En fin, para qué seguir con una retahíla de títulos y avatares cuando todo esto ya lo conté en mi primer tomo de Memorias, Mirándome en la oscuridad, en Mondadori, que también le firmé cuando vino a la presentación en la Casa del Libro (yo habría preferido la Alberti, de nuevo, pero la editorial insistió). Vino entonces no con Luis Martínez de Merlo, que excusó su presencia por unos compromisos en Estados Unidos, sino solo, como otras veces le había visto. Ya por entonces había decidido que mi vida estaba en la escritura, escribir, a veces con el fondo sublime de las músicas de Richard Strauss, de Schönberg o de la voz excelsa de la Callas, tan profunda, diversa y delicadamente humana, como ahora, mientras escribo esta necrológica, oigo de fondo, estribos adentro, la Fanfarria de Aaron Copland.
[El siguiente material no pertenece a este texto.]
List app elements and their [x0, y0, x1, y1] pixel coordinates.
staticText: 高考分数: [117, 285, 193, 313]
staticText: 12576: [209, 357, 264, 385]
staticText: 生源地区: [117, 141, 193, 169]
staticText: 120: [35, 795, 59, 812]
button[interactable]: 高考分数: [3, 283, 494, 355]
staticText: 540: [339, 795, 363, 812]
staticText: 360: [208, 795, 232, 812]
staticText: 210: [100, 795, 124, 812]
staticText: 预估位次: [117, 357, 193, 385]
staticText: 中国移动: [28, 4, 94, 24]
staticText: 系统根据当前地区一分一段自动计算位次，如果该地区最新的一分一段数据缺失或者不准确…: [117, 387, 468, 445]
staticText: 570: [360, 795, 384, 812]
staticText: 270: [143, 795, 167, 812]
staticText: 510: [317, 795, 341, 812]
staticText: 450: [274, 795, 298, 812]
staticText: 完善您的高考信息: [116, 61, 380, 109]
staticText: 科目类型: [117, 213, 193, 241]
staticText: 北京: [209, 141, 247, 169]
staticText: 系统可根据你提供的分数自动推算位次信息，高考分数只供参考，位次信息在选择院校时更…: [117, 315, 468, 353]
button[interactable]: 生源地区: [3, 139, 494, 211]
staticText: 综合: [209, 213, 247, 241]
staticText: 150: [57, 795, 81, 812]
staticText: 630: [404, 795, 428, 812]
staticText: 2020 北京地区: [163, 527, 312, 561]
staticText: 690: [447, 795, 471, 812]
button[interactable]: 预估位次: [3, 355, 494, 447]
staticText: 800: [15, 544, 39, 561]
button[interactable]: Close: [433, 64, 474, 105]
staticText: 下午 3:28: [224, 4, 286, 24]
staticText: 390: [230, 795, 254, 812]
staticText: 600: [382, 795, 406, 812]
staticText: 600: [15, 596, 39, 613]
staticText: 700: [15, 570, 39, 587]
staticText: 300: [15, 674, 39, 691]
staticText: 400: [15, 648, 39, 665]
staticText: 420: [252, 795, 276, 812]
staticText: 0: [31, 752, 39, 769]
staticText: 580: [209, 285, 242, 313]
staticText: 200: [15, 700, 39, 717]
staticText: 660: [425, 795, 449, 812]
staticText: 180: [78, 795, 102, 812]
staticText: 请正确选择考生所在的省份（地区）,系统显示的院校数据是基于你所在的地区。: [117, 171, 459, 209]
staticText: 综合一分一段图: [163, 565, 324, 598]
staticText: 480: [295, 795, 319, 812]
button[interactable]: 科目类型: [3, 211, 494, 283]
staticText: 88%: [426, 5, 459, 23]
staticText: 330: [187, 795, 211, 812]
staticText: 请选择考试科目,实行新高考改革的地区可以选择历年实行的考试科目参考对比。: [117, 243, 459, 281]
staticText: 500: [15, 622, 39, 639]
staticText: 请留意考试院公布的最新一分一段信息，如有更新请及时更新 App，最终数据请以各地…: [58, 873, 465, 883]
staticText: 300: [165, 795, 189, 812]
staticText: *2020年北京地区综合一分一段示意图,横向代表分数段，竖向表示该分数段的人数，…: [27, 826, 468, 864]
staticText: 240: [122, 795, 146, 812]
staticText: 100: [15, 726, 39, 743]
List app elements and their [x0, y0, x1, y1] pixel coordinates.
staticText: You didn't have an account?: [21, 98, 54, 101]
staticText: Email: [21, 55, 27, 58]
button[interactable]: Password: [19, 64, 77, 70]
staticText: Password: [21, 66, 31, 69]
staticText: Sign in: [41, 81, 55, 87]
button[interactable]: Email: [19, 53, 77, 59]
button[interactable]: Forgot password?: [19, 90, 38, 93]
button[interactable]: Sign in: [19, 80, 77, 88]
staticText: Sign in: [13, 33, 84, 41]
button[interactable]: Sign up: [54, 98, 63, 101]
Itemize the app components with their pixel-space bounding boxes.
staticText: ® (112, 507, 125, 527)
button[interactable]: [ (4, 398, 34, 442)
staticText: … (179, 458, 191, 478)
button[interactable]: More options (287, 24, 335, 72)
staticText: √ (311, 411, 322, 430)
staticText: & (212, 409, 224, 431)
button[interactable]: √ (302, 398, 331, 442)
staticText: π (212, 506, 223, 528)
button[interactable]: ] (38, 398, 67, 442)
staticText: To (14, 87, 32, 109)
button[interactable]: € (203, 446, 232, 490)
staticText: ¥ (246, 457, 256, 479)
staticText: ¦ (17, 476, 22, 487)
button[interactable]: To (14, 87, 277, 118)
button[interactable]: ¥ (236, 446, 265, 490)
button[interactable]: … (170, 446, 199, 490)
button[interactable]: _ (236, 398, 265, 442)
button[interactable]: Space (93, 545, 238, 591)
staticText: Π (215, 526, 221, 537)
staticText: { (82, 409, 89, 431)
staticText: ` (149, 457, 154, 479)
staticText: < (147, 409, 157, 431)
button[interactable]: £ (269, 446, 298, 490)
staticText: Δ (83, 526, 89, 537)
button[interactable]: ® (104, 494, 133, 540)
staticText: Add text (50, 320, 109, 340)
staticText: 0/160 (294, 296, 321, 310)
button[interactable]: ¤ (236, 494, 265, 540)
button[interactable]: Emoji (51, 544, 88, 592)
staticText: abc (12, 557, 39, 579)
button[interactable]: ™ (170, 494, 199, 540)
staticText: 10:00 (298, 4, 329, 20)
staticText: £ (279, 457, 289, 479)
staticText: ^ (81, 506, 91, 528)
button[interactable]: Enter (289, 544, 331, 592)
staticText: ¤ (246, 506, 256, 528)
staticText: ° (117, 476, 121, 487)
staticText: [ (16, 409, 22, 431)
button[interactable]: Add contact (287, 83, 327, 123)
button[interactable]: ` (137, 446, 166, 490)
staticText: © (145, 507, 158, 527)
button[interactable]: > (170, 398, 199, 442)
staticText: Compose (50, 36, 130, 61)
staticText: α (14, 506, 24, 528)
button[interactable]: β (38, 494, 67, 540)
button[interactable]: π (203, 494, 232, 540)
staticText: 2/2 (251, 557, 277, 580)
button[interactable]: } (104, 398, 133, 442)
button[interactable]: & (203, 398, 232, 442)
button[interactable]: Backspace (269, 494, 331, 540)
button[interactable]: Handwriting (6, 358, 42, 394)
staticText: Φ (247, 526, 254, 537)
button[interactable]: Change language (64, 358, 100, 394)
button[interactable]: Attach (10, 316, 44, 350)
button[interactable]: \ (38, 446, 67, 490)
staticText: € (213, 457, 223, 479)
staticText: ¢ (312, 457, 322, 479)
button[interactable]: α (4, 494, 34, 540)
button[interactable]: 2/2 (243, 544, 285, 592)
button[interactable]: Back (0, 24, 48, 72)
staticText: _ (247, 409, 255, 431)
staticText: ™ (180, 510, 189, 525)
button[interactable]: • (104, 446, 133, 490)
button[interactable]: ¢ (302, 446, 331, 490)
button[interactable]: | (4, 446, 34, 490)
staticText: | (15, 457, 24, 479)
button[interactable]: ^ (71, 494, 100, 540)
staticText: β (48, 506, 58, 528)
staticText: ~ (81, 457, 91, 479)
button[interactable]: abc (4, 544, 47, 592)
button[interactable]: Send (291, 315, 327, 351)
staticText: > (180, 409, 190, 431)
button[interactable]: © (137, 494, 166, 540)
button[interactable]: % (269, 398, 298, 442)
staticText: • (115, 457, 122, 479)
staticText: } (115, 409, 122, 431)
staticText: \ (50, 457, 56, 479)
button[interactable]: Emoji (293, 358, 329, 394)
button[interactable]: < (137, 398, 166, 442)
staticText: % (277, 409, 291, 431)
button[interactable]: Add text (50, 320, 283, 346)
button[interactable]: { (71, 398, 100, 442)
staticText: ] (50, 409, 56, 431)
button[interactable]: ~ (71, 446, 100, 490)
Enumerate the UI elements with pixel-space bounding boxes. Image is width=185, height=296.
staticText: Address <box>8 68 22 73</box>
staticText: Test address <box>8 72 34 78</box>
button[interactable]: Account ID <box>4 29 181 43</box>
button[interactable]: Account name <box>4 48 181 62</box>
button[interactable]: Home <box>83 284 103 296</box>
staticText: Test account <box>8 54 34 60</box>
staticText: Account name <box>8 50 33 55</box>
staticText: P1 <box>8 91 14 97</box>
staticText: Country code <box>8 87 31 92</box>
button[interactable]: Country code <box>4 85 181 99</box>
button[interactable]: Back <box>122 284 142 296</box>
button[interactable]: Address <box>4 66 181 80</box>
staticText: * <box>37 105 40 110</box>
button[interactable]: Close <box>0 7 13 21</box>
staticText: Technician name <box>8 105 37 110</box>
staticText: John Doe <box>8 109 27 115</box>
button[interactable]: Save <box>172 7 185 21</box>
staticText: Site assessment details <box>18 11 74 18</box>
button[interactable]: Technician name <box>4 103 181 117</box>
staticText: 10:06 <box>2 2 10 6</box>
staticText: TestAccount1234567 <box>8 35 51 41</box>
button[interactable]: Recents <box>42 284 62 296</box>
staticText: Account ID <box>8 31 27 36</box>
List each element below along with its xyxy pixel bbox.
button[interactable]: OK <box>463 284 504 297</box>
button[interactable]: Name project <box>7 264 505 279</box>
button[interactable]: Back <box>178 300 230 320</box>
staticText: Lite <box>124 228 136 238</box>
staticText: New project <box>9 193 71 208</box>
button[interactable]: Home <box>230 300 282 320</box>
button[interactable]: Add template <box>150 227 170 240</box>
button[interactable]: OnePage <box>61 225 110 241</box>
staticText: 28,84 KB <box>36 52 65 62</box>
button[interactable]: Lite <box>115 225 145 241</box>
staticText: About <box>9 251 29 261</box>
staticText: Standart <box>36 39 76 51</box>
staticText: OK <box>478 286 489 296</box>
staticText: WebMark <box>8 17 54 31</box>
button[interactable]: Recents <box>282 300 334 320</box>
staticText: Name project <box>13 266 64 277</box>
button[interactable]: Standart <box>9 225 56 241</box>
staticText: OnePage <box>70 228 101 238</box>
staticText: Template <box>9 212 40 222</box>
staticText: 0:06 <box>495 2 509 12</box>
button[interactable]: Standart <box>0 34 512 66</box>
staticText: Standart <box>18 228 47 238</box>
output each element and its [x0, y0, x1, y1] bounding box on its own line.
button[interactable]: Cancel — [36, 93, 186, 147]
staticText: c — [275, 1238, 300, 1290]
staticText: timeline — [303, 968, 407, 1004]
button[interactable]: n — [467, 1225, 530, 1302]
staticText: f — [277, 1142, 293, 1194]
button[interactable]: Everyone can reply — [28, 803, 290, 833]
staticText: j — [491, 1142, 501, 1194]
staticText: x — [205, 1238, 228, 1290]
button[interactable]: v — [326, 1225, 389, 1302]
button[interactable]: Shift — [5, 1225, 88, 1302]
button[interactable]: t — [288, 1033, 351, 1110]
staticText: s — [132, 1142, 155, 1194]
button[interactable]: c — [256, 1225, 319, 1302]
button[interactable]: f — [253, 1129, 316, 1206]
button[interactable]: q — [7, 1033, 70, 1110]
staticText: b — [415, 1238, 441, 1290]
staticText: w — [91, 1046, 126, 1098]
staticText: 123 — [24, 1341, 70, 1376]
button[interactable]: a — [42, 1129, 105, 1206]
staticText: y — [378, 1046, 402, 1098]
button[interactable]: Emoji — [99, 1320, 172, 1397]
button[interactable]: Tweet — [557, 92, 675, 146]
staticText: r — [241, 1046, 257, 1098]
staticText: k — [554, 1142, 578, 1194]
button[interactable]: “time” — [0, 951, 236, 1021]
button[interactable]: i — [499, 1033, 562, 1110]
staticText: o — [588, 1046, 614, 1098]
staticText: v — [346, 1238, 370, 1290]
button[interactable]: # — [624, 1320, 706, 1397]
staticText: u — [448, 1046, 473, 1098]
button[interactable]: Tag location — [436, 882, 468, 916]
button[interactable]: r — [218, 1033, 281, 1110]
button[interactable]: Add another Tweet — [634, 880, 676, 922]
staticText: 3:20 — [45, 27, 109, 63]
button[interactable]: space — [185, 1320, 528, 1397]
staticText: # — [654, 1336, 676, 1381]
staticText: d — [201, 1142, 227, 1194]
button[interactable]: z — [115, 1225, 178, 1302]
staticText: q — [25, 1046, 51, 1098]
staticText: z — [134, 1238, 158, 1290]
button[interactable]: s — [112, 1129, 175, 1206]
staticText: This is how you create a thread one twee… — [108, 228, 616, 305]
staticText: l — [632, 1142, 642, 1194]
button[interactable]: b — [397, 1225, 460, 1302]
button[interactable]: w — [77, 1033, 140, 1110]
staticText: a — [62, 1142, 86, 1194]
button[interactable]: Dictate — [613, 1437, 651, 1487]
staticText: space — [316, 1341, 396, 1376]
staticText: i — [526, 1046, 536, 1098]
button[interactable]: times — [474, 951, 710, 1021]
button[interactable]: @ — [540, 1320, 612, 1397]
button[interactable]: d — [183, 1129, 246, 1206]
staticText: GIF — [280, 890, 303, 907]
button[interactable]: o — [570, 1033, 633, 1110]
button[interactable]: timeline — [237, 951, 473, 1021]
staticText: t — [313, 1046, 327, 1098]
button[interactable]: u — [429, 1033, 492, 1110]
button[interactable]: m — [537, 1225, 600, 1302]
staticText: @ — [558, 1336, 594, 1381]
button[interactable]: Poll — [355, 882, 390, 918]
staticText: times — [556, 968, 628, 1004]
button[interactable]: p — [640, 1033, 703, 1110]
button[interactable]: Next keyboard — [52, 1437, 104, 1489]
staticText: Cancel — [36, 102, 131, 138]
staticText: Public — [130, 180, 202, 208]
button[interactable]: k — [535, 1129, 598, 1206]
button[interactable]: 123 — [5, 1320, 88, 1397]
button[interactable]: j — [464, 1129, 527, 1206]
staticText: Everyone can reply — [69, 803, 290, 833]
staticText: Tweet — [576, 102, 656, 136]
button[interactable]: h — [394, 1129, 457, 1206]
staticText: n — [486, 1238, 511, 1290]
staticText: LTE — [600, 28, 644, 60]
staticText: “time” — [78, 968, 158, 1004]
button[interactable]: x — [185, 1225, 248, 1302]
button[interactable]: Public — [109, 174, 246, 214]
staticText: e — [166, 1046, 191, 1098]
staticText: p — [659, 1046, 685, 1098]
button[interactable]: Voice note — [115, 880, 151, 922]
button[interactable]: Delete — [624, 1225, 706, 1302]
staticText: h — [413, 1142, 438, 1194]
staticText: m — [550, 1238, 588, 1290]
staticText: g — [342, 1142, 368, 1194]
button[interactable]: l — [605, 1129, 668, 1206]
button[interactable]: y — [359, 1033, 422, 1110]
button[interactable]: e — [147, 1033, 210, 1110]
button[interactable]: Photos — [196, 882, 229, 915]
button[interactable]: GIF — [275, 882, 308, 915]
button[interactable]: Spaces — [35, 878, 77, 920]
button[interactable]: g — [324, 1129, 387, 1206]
Nunca me he sentido más dichoso que escribiendo esas primeras páginas sobre mi infancia, los primeros juegos, las relaciones con mis hermanas, los paseos por la montaña, escuchar las viejas leyendas, como la repetida de la bruja Tana cuando se convertía en gato negro de largos bigotes, que tanto sueño me quitaba por las noches, los sobaos del desayuno, los churros con chocolate de los domingos, mis veloces paseos en bicicleta, descubrir mi primera e inocente mirada deslizarse, en la misa, desde la tersura superior de las rodillas de mi prima a las sutiles pero evidentes prominencias de su blusa, los tebeos, El Capitán Trueno, Hazañas del Oeste, Mortadelo y Filemón, mis primeras lecturas, Mostrenco, las novelas abreviadas de Bruguera —con sus páginas de viñetas—, alguna novela de Los cinco… Pero el tiempo huye y apremia, más raudo que un Estudio para piano de Czerny, y cuando nos cerca por los cuatro costados con los cuatro jinetes del Apocalipsis, entre la polvareda del 666, queremos volver al Paraíso.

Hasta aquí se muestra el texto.